Face-To-Face Matters

Face-to-Face Education Matters: Instructors Make the Training

Alex Subak, School Director, ACRT Arborist Training

In my role as School Director, I frequently encounter resistance to the idea of in-person training. Besides the cost of the training itself, employees have to take time off work to get the training, there might be transportation costs as well as lodging, and employers worry about the efficacy of the whole endeavor; do I really need this training? What will my company get from this? Can’t we just do this online? I will answer the stated questions and reiterate while face-to-face training still matters as we move into a digital future.

First of all, my aim is not to impugn or disparage the state of online learning or training. With the ubiquitous nature of the Internet and a general connection to the online world in all facets of our lives, it would be foolish to not leverage online resources. In my industry however, a very hands-on industry, the need for face-to-face training is still paramount.

Being able to make the proper cut when removing sections of a Red Maple becomes very important when you realize a six-foot section can weigh as much as 800-1000lbs. When we take into account that an arborist might be 50 feet in the air when he makes the cuts, and that each tree they are working on could have a different challenge or unique character, we can start to see why a video explaining how to make the cuts may not satisfy the safety training arborists are required to go through. If you were up there and planning where to drop the log, would you be comfortable knowing it would happen just as it happened in a video lesson?
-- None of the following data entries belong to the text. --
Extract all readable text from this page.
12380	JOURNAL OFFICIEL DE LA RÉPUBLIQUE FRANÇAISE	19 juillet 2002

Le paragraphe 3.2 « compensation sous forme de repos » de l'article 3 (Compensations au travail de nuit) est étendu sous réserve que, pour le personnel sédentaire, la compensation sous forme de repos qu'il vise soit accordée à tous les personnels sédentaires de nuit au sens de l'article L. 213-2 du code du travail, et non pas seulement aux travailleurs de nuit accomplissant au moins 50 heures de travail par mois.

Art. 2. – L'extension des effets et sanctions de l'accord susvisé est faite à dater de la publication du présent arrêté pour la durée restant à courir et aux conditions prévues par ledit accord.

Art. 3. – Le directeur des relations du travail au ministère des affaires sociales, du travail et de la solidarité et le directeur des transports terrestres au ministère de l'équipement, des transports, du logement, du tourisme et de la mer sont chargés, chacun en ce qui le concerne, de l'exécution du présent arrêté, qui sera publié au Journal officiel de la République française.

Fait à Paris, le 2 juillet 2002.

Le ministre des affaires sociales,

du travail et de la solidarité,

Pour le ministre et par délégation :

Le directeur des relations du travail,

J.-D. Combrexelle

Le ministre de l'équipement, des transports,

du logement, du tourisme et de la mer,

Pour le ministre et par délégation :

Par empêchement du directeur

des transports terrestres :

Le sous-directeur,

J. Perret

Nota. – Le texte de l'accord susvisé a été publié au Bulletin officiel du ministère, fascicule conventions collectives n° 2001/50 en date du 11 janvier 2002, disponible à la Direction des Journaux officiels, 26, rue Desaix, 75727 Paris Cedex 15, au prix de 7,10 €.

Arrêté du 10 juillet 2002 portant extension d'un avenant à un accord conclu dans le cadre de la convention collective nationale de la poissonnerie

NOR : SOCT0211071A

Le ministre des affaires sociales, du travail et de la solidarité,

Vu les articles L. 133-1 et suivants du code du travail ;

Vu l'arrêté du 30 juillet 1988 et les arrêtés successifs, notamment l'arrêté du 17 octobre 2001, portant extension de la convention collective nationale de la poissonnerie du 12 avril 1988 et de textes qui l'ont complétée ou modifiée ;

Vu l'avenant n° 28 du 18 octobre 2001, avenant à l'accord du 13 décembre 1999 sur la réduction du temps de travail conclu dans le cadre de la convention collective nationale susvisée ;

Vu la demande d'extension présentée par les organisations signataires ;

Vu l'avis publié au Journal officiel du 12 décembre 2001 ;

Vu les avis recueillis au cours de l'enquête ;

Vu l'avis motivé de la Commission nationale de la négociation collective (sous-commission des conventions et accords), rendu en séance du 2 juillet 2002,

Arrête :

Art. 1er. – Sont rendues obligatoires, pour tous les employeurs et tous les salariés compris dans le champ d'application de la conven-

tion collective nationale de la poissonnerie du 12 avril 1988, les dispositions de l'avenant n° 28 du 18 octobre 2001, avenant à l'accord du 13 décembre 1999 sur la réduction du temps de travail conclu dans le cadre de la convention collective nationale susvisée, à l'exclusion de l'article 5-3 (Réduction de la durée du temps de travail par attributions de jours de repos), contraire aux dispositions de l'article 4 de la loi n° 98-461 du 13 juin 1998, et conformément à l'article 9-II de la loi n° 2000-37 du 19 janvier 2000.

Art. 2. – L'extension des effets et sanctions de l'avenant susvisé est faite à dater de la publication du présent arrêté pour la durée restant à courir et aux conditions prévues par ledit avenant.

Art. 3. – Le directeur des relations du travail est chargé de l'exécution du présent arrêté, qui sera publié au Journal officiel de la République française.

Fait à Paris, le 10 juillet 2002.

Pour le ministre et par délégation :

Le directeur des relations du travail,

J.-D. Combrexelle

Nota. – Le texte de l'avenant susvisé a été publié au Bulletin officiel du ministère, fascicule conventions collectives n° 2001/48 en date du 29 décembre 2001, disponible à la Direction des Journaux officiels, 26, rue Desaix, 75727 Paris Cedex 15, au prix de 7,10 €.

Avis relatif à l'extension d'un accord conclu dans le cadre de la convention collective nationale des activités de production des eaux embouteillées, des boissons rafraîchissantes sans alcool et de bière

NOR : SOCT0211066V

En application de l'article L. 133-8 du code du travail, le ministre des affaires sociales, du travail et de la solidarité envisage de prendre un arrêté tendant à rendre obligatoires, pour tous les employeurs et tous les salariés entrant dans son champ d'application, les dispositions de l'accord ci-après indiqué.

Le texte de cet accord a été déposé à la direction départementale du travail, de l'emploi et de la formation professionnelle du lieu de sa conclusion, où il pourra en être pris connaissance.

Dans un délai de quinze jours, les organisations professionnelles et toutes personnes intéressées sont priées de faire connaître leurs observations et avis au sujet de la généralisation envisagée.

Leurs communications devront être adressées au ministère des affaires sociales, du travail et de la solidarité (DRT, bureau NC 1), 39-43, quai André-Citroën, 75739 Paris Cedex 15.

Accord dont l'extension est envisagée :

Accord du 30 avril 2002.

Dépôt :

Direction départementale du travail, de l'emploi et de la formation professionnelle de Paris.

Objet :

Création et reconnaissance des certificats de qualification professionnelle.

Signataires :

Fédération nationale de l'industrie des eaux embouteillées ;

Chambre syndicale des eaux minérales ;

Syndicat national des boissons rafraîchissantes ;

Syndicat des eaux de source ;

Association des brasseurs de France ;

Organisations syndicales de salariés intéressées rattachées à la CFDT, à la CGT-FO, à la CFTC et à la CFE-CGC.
I use online resources, including documentation and videos, to help supplement the training that we provide to our clients. These are important aspects of the training, but the most important part of the training is not the equipment, the price, the weather or what books are being used; it is the trainer themselves. Time after time, the reviews for the training we provide state that the instructor made the training, that without them, the class would not have been the same. Typically supervisors and office managers ask for the same instructor time and again for future trainings, and it starts to become a challenge trying to fit everything on their schedule! But that is a good problem to have.

My company provides a product and we aim to provide the best product we can. Face-to-face training is essential in our business because it is such a tactile industry that depends on a physical exchange between an arborist and their work. We find that many of the students in our classes and participants in our trainings have a mind for tactile learning as well. Having the instructor there to tell them how to do a task, to then show them the task, and finally to guide them in completing the task is a benefit to their learning process. Without an instructor in the field with them on even in the aerial lift while they plan their cuts, an essential component of how they will complete their job is lost. What you get from us is a dedicated instructor, a boot on the ground, an expert resource to consult in the extremely important world of safety concerns in our industry.

To follow up the idea of safety, one question still remains unanswered; do I really need to have this training? The answer lies in the ANSI Z133-2017, the standards for Arboricultural Operations and in the pages of OSHA documentation on the subject. And the short answer is yes, you have to provide training for your employees, and the amount and type of training has to be appropriate for the work they are going to be doing. If they will be working within 10 feet of an energized object, they have to be qualified to do such work and trained in the nominal voltage of lines they will encounter. In my line of work, I have encountered many crew leaders and supervisors who know they need the training but can’t quite make out what exactly they need.           

Our instructors are experienced, professional, safety-minded, and committed to teaching all arborists in their training classes the skills they need to know. They serve a vital role in an ever-increasing digital world; a physical presence who can guide a new or a seasoned arborist through the dangerous work that is a hallmark of the industry. When training is mandated and safety is the goal, having a trainer in a face-to-face setting can be the difference in seeing what you should do in an emergency and knowing what to do. Even when we don’t end up doing a training class for a client, the instructors are committed to following up with all inquiries and working to promote safety and training in their daily lives. Physical instructors have been an important component of the industry for years and will continue to be important even as we move into an online future. 

Alex Subak finished his Bachelor of Arts degrees in English and History from Kent State University in 2008, and he later completed his Masters of Arts in Teaching (MAT) and received his teaching certificate. Knowing how information is and will be transmitted, he took a teaching position at an online school and taught there for 6 years. Alex has been with the Arborist Training department of ACRT for a year and looks forward to being instrumental in the conversations about how training is delivered in the modern corporate environment and how adults can be best guided to complete their work safely and effectively.